I will check next time we see them (if they don't notice this post) and feedback for your database.

Dave 

P.S. Please remind me if I forget - it's an ever present danger! :roll:


----------



## KeithChesterfield (Mar 12, 2010)

Zebedee - I've got an address - Cabinet Veterinaire, 58 Rue de la République, 76940 La Mailleraye-sur-Seine - but no other details.

Any help appreciated and up-dated List out shortly.


----------



## KeithChesterfield (Mar 12, 2010)

Zebedee - I've got an address - Cabinet Veterinaire, 58 Rue de la République, 76940 La Mailleraye-sur-Seine - but no other details. 

I've been having another Senior moment!

I've found the thread and all the details from a post by gaspode in June and will add to List asap.


----------



## The-Cookies (Nov 28, 2010)

Dr Guillaume Fraiman


----------



## KeithChesterfield (Mar 12, 2010)

Dr Guillaume Fraiman 72200 La Pichonnière, Clermont-Créans, France - is this the correct address?

Although you feel you were possibly 'ripped off' - did the Vet do a thorough examination of your dog and was the Pet Passport stamped and dated correctly?

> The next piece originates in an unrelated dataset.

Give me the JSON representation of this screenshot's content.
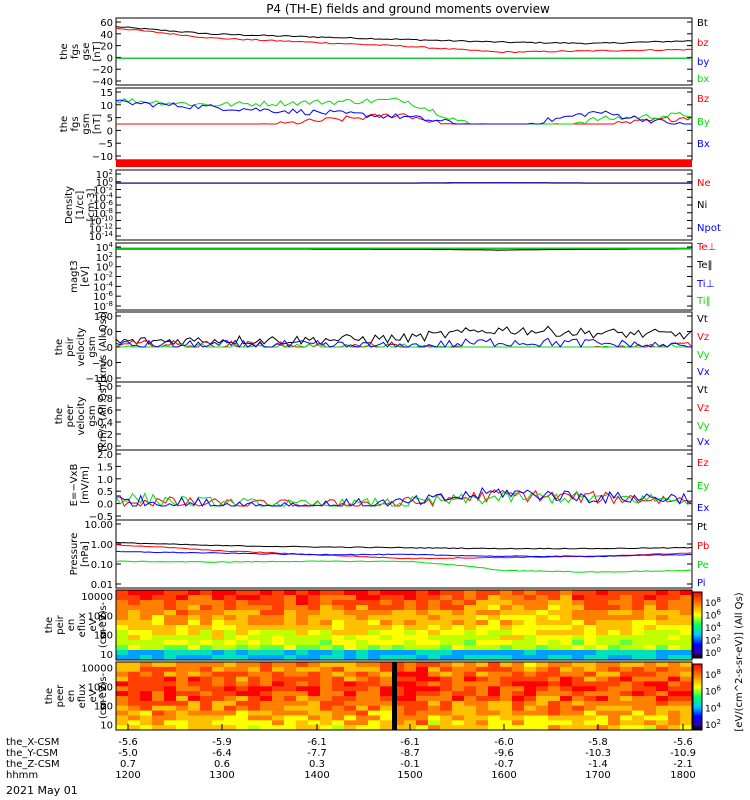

Perhaps the Vet was having a 'bad' day and may still be of use to anyone else who uses the Aire at La Fleche.


----------



## The-Cookies (Nov 28, 2010)

that's the one.

the vet examined the dog , although did not check the chip, and would not give a normal listed receipt even when one was requested, just gave a money receipt.

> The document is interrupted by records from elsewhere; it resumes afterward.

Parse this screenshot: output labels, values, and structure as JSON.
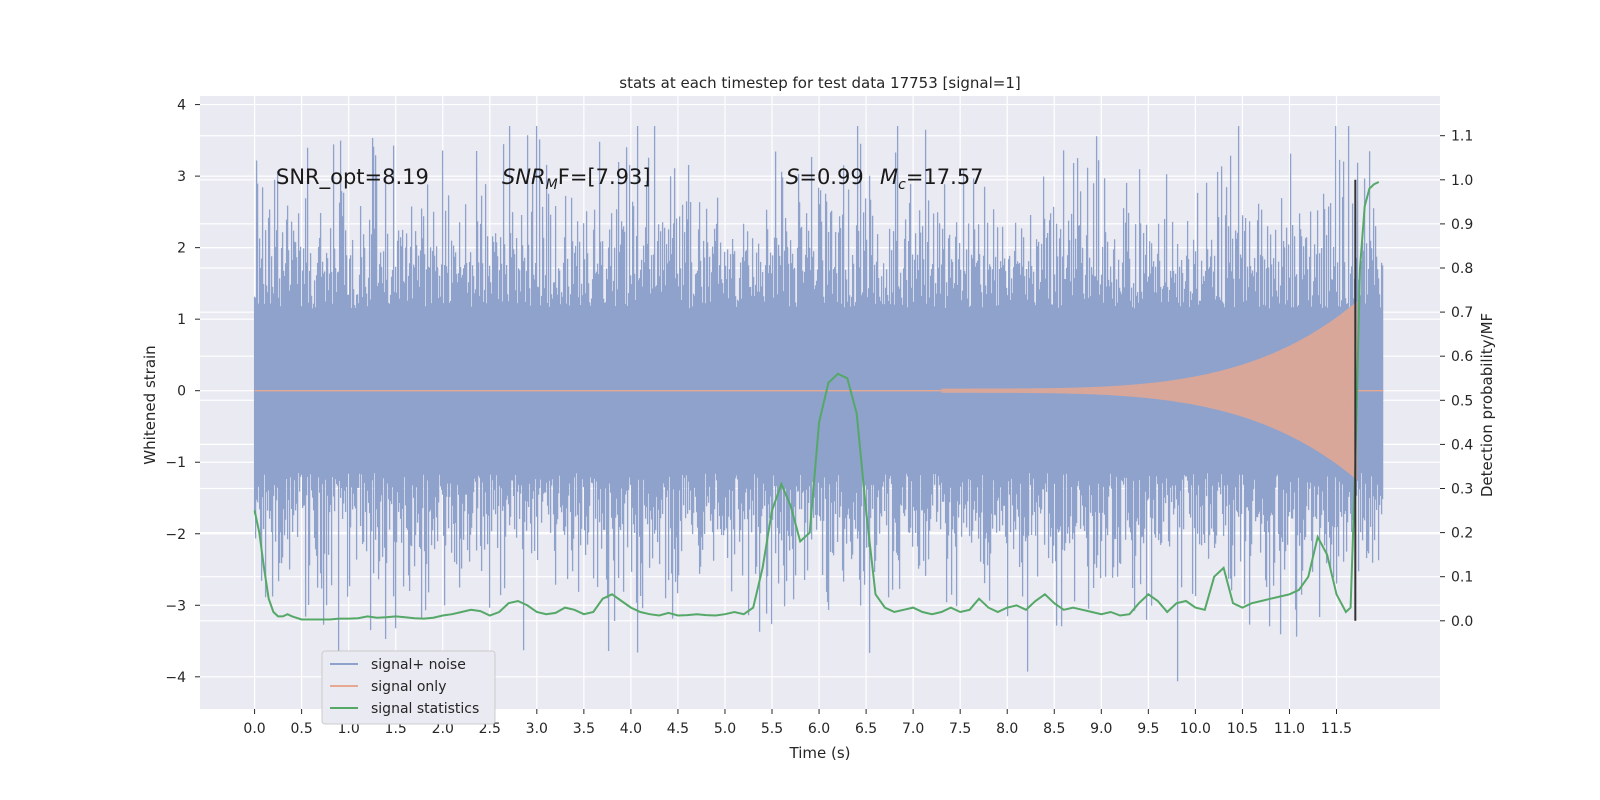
{
  "chart_data": {
    "type": "line",
    "title": "stats at each timestep for test data 17753 [signal=1]",
    "xlabel": "Time (s)",
    "ylabel": "Whitened strain",
    "y2label": "Detection probability/MF",
    "xlim": [
      -0.58,
      12.6
    ],
    "ylim": [
      -4.45,
      4.12
    ],
    "y2lim": [
      -0.2,
      1.19
    ],
    "grid": true,
    "legend_position": "lower-left",
    "x_ticks": [
      "0.0",
      "0.5",
      "1.0",
      "1.5",
      "2.0",
      "2.5",
      "3.0",
      "3.5",
      "4.0",
      "4.5",
      "5.0",
      "5.5",
      "6.0",
      "6.5",
      "7.0",
      "7.5",
      "8.0",
      "8.5",
      "9.0",
      "9.5",
      "10.0",
      "10.5",
      "11.0",
      "11.5"
    ],
    "y_ticks": [
      "4",
      "3",
      "2",
      "1",
      "0",
      "−1",
      "−2",
      "−3",
      "−4"
    ],
    "y_tick_values": [
      4,
      3,
      2,
      1,
      0,
      -1,
      -2,
      -3,
      -4
    ],
    "y2_ticks": [
      "1.1",
      "1.0",
      "0.9",
      "0.8",
      "0.7",
      "0.6",
      "0.5",
      "0.4",
      "0.3",
      "0.2",
      "0.1",
      "0.0"
    ],
    "y2_tick_values": [
      1.1,
      1.0,
      0.9,
      0.8,
      0.7,
      0.6,
      0.5,
      0.4,
      0.3,
      0.2,
      0.1,
      0.0
    ],
    "annotations": {
      "snr_opt": "SNR_opt=8.19",
      "snr_mf_label": "SNR",
      "snr_mf_sub": "M",
      "snr_mf_rest": "F=[7.93]",
      "s_label": "S",
      "s_value": "=0.99",
      "mc_label": "M",
      "mc_sub": "c",
      "mc_value": "=17.57"
    },
    "series": [
      {
        "name": "signal+ noise",
        "color": "#8ea2cc",
        "axis": "left",
        "x_range": [
          0.0,
          12.0
        ],
        "typical_amplitude": 1.1,
        "peak_max": 3.7,
        "peak_min": -4.1
      },
      {
        "name": "signal only",
        "color": "#e6a891",
        "axis": "left",
        "x_range": [
          0.0,
          12.0
        ],
        "chirp_onset": 7.3,
        "merger_time": 11.72,
        "peak_amplitude": 1.25
      },
      {
        "name": "signal statistics",
        "color": "#55a868",
        "axis": "right",
        "x": [
          0.0,
          0.05,
          0.1,
          0.15,
          0.2,
          0.25,
          0.3,
          0.35,
          0.4,
          0.5,
          0.6,
          0.7,
          0.8,
          0.9,
          1.0,
          1.1,
          1.2,
          1.3,
          1.4,
          1.5,
          1.6,
          1.7,
          1.8,
          1.9,
          2.0,
          2.1,
          2.2,
          2.3,
          2.4,
          2.5,
          2.6,
          2.7,
          2.8,
          2.9,
          3.0,
          3.1,
          3.2,
          3.3,
          3.4,
          3.5,
          3.6,
          3.7,
          3.8,
          3.9,
          4.0,
          4.1,
          4.2,
          4.3,
          4.4,
          4.5,
          4.6,
          4.7,
          4.8,
          4.9,
          5.0,
          5.1,
          5.2,
          5.3,
          5.4,
          5.5,
          5.6,
          5.7,
          5.8,
          5.9,
          6.0,
          6.1,
          6.2,
          6.3,
          6.4,
          6.5,
          6.6,
          6.7,
          6.8,
          6.9,
          7.0,
          7.1,
          7.2,
          7.3,
          7.4,
          7.5,
          7.6,
          7.7,
          7.8,
          7.9,
          8.0,
          8.1,
          8.2,
          8.3,
          8.4,
          8.5,
          8.6,
          8.7,
          8.8,
          8.9,
          9.0,
          9.1,
          9.2,
          9.3,
          9.4,
          9.5,
          9.6,
          9.7,
          9.8,
          9.9,
          10.0,
          10.1,
          10.2,
          10.3,
          10.4,
          10.5,
          10.6,
          10.7,
          10.8,
          10.9,
          11.0,
          11.1,
          11.2,
          11.3,
          11.4,
          11.5,
          11.6,
          11.65,
          11.7,
          11.75,
          11.8,
          11.85,
          11.9,
          11.95
        ],
        "values": [
          0.25,
          0.2,
          0.12,
          0.05,
          0.02,
          0.01,
          0.01,
          0.015,
          0.01,
          0.003,
          0.003,
          0.003,
          0.003,
          0.005,
          0.005,
          0.006,
          0.01,
          0.007,
          0.008,
          0.01,
          0.008,
          0.006,
          0.005,
          0.007,
          0.012,
          0.015,
          0.02,
          0.025,
          0.022,
          0.012,
          0.02,
          0.04,
          0.045,
          0.035,
          0.02,
          0.015,
          0.018,
          0.03,
          0.025,
          0.015,
          0.02,
          0.05,
          0.06,
          0.045,
          0.03,
          0.02,
          0.015,
          0.012,
          0.018,
          0.012,
          0.013,
          0.015,
          0.013,
          0.012,
          0.015,
          0.02,
          0.015,
          0.03,
          0.12,
          0.25,
          0.31,
          0.26,
          0.18,
          0.2,
          0.45,
          0.54,
          0.56,
          0.55,
          0.47,
          0.25,
          0.06,
          0.03,
          0.02,
          0.025,
          0.03,
          0.02,
          0.015,
          0.02,
          0.03,
          0.02,
          0.025,
          0.05,
          0.03,
          0.02,
          0.03,
          0.035,
          0.025,
          0.045,
          0.06,
          0.04,
          0.025,
          0.03,
          0.025,
          0.02,
          0.015,
          0.02,
          0.012,
          0.015,
          0.04,
          0.06,
          0.045,
          0.02,
          0.04,
          0.045,
          0.03,
          0.025,
          0.1,
          0.12,
          0.04,
          0.03,
          0.04,
          0.045,
          0.05,
          0.055,
          0.06,
          0.07,
          0.1,
          0.19,
          0.15,
          0.06,
          0.02,
          0.03,
          0.35,
          0.8,
          0.94,
          0.98,
          0.99,
          0.995
        ]
      }
    ],
    "marker_line": {
      "x": 11.7,
      "color": "#333333"
    }
  }
}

Did not watch us give the worming tablets either.

did offer a 10% discount if we returned though, definitely not


John


----------



## KeithChesterfield (Mar 12, 2010)

I'm suprised he didn't check the chip as he has to be sure the chip number and the number in the Pet Passport correspond.

I'll put the Vet on the list - but with a 'warning' to anyone else who may call there that he doesn't seem fully aware of the Pet Passport regulations.


----------



## LisaB (Apr 24, 2009)

Is it the one on the corner opposite the aire ?


----------



## mmck28 (Nov 22, 2010)

I am doing a bit of planning for my summer trip and I had pencilled in La Flèche on the way back, partly to go to the vets with the dog.

Having now read this thread I am having second thoughts. I was wondering if any others have had an experience of this vet (Fraiman) in La Flèche or indeed the other vets in the town (Chaligne-Beduneau Serarl).

Any further info would be greatly appreciated

Thanks

Mark


----------